Я решил, что мне это не нравится, я не хочу ловить животом пулю и не хочу быть не учтенной единицей. Когда все разошлись по комнатам, напоминающих вагон поезда, я просто пошёл в сторону выхода из этого вагона. По дороге к выходу я видел комнату, в которой рядом с «койками-нарами» стоял Петихат и Лёха, Петихат бил кулаком по стене и говорил, что к среде ему надо отнести справки, и ему пофигу, но он отсюда выйдет. Я почувствовал, что должен сообщить в его семью, что он находится прямо под их окнами, в детском садике, и что уже на рассвете, он и пингвины поедут платить долги родине своими жизнями.

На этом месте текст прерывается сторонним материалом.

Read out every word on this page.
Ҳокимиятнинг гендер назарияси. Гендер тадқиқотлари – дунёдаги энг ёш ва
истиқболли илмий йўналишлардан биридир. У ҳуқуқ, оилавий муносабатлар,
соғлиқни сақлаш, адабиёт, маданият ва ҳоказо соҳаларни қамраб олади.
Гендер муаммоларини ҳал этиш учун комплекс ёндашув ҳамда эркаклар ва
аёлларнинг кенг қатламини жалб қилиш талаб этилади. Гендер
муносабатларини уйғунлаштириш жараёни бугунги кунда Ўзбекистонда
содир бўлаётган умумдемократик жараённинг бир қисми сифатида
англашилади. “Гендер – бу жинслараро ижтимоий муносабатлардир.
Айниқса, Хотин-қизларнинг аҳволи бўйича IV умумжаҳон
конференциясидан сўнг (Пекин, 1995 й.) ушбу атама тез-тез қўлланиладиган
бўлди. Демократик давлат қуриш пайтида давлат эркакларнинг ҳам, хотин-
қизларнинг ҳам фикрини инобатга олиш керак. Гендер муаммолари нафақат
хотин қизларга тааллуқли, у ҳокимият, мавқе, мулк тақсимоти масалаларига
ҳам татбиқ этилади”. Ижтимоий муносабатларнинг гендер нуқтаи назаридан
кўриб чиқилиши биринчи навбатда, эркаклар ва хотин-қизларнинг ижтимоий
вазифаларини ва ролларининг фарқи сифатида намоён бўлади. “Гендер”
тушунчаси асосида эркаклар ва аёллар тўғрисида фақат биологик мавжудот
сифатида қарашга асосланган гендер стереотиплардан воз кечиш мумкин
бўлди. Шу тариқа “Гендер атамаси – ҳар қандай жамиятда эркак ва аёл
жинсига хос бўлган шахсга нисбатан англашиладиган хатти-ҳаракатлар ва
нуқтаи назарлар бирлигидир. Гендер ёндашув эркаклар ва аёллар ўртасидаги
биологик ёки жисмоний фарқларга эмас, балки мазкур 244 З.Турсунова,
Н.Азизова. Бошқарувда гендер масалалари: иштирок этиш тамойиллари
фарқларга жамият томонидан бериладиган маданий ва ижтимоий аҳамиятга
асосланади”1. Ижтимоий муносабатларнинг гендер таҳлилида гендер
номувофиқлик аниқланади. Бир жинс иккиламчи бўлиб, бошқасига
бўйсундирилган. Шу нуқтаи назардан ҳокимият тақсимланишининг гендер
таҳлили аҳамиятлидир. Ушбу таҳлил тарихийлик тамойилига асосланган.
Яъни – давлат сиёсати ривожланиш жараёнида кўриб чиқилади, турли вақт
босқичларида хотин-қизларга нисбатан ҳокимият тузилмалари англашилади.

Это происходило на юго-западной части сада. По заросшей бетонной дорожке, которая уже вросла в землю, но по прежнему оставалась настолько твёрдой, что даже если ты не знал, всё равно можно догадаться, что дорожка старая и под землёй есть что то плотное, дающее основу по которой ходили люди. Я пошёл в сторону дыры в заборе, которую помнил ещё с детства. У забора и на тропе, по которой я шёл, чуть ближе в моём направлении стояло два человека с автоматами. Они очень серьёзно спросили меня, куда я иду, и я сказал, что иду в туалет, так же серьёзно и спокойно, давая понять им, что туалет находится только лишь за забором этого детсада, в отдельной кабинке, и дело очень срочное. Парень с автоматом видимо не блистал соображением и сказал, хорошо «пропустить его» и я вышел за пределы этого адского места, которое меня очень расстроило.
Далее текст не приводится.